Mr Watson was praised by the Home Secretary earlier this month, with Suella Braverman saying he ‘rejected the revival of the police’.
He added at the joint annual conference of the National Council of Police Chiefs (NPCC) and the Association of Police and Crime Commissioners (APPC) on Nov. 9, “The way to ensure public trust in the police is to focus on getting the right basis.
“What I call ‘common sense policing.’ The kind of policing that the law-abiding majority deserve and expect.
GMP is now logging more crimes and arresting and indicting more criminals, ensuring better outcomes for victims. 👮 ♀️ 👮 ♂️
The force now records an average of 30,500 crimes a month. Arrests increased by 60% and charges increased by 42%.
Learn more here: https://t.co/LZi5nDMS67 pic.twitter.com/JshTXk8SqK
— Greater Manchester Police (@gmpolice) November 1, 2022
“No politically correct distractions, just good old-fashioned policing, with a relentless focus on making our streets, homes and transportation networks safer.”
Ms Braverman added, “Our police officers’ time is precious and the public wants police to address crime, not discuss gender on Twitter.”

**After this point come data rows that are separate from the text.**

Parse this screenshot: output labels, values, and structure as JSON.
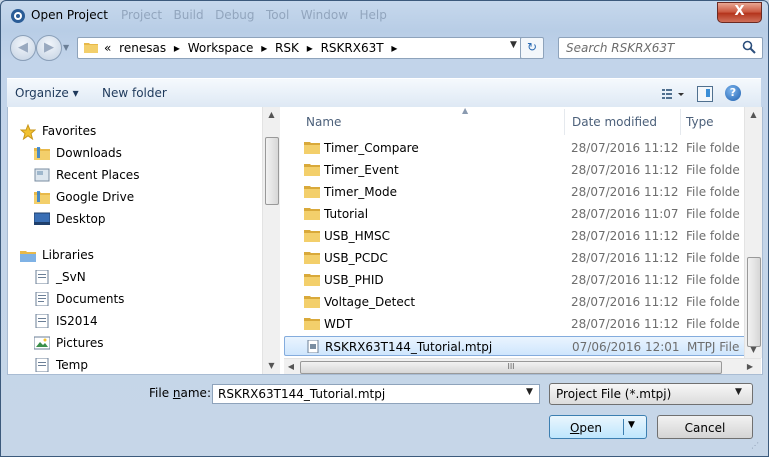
{
  "window": {
    "title": "Open Project",
    "ghost_menu": "Project   Build   Debug   Tool   Window   Help",
    "close_label": "X"
  },
  "address": {
    "overflow": "«",
    "separator": "▸",
    "crumbs": [
      "renesas",
      "Workspace",
      "RSK",
      "RSKRX63T"
    ]
  },
  "search": {
    "placeholder": "Search RSKRX63T"
  },
  "toolbar": {
    "organize_label": "Organize ▾",
    "new_folder_label": "New folder",
    "help_label": "?"
  },
  "nav": {
    "items": [
      {
        "label": "Favorites",
        "icon": "star-icon"
      },
      {
        "label": "Downloads",
        "icon": "folder-icon"
      },
      {
        "label": "Recent Places",
        "icon": "recent-places-icon"
      },
      {
        "label": "Google Drive",
        "icon": "folder-icon"
      },
      {
        "label": "Desktop",
        "icon": "desktop-icon"
      },
      {
        "label": "Libraries",
        "icon": "libraries-icon"
      },
      {
        "label": "_SvN",
        "icon": "library-icon"
      },
      {
        "label": "Documents",
        "icon": "documents-icon"
      },
      {
        "label": "IS2014",
        "icon": "library-icon"
      },
      {
        "label": "Pictures",
        "icon": "pictures-icon"
      },
      {
        "label": "Temp",
        "icon": "library-icon"
      }
    ]
  },
  "columns": {
    "name": "Name",
    "date": "Date modified",
    "type": "Type"
  },
  "files": [
    {
      "name": "Timer_Compare",
      "date": "28/07/2016 11:12",
      "type": "File folde",
      "kind": "folder"
    },
    {
      "name": "Timer_Event",
      "date": "28/07/2016 11:12",
      "type": "File folde",
      "kind": "folder"
    },
    {
      "name": "Timer_Mode",
      "date": "28/07/2016 11:12",
      "type": "File folde",
      "kind": "folder"
    },
    {
      "name": "Tutorial",
      "date": "28/07/2016 11:07",
      "type": "File folde",
      "kind": "folder"
    },
    {
      "name": "USB_HMSC",
      "date": "28/07/2016 11:12",
      "type": "File folde",
      "kind": "folder"
    },
    {
      "name": "USB_PCDC",
      "date": "28/07/2016 11:12",
      "type": "File folde",
      "kind": "folder"
    },
    {
      "name": "USB_PHID",
      "date": "28/07/2016 11:12",
      "type": "File folde",
      "kind": "folder"
    },
    {
      "name": "Voltage_Detect",
      "date": "28/07/2016 11:12",
      "type": "File folde",
      "kind": "folder"
    },
    {
      "name": "WDT",
      "date": "28/07/2016 11:12",
      "type": "File folde",
      "kind": "folder"
    },
    {
      "name": "RSKRX63T144_Tutorial.mtpj",
      "date": "07/06/2016 12:01",
      "type": "MTPJ File",
      "kind": "file",
      "selected": true
    }
  ],
  "hscroll_thumb": "III",
  "filename": {
    "label_prefix": "File ",
    "label_accel": "n",
    "label_suffix": "ame:",
    "value": "RSKRX63T144_Tutorial.mtpj"
  },
  "filetype": {
    "value": "Project File (*.mtpj)"
  },
  "buttons": {
    "open_accel": "O",
    "open_rest": "pen",
    "cancel": "Cancel"
  },
  "colors": {
    "folder": "#e8b94a",
    "selection": "#cfe6fd",
    "accent": "#3c7fb1"
  }
}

Mr Watson appeared to agree, telling The Times: “I think it would serve us better to offer the public the things they have every right to expect from us.
“And do it consistently, consistently, and to the exclusion of pretty much everything else.”
When he took over GMP, Mr Watson told Greater Manchester Mayor Andy Burnham and other political leaders in the region he would switch forces with a plan to make more arrests, go after serious criminals with “real ferocity” and investigate every theft with burglary.
Her Majesty’s Inspectorate of Police and Fire and Rescue Services (HMICFRS) announced on 28 October that the GMP had been removed from the Special Measures.
HMICFRS said the force is now responding to calls quicker, giving officers more time to focus on bringing perpetrators to justice and more accurately recording crime.
GMP entered special measures for the first time after an HMICFRS report revealed the force had failed to register 80,000 crimes.
The force will be inspected again during 2023.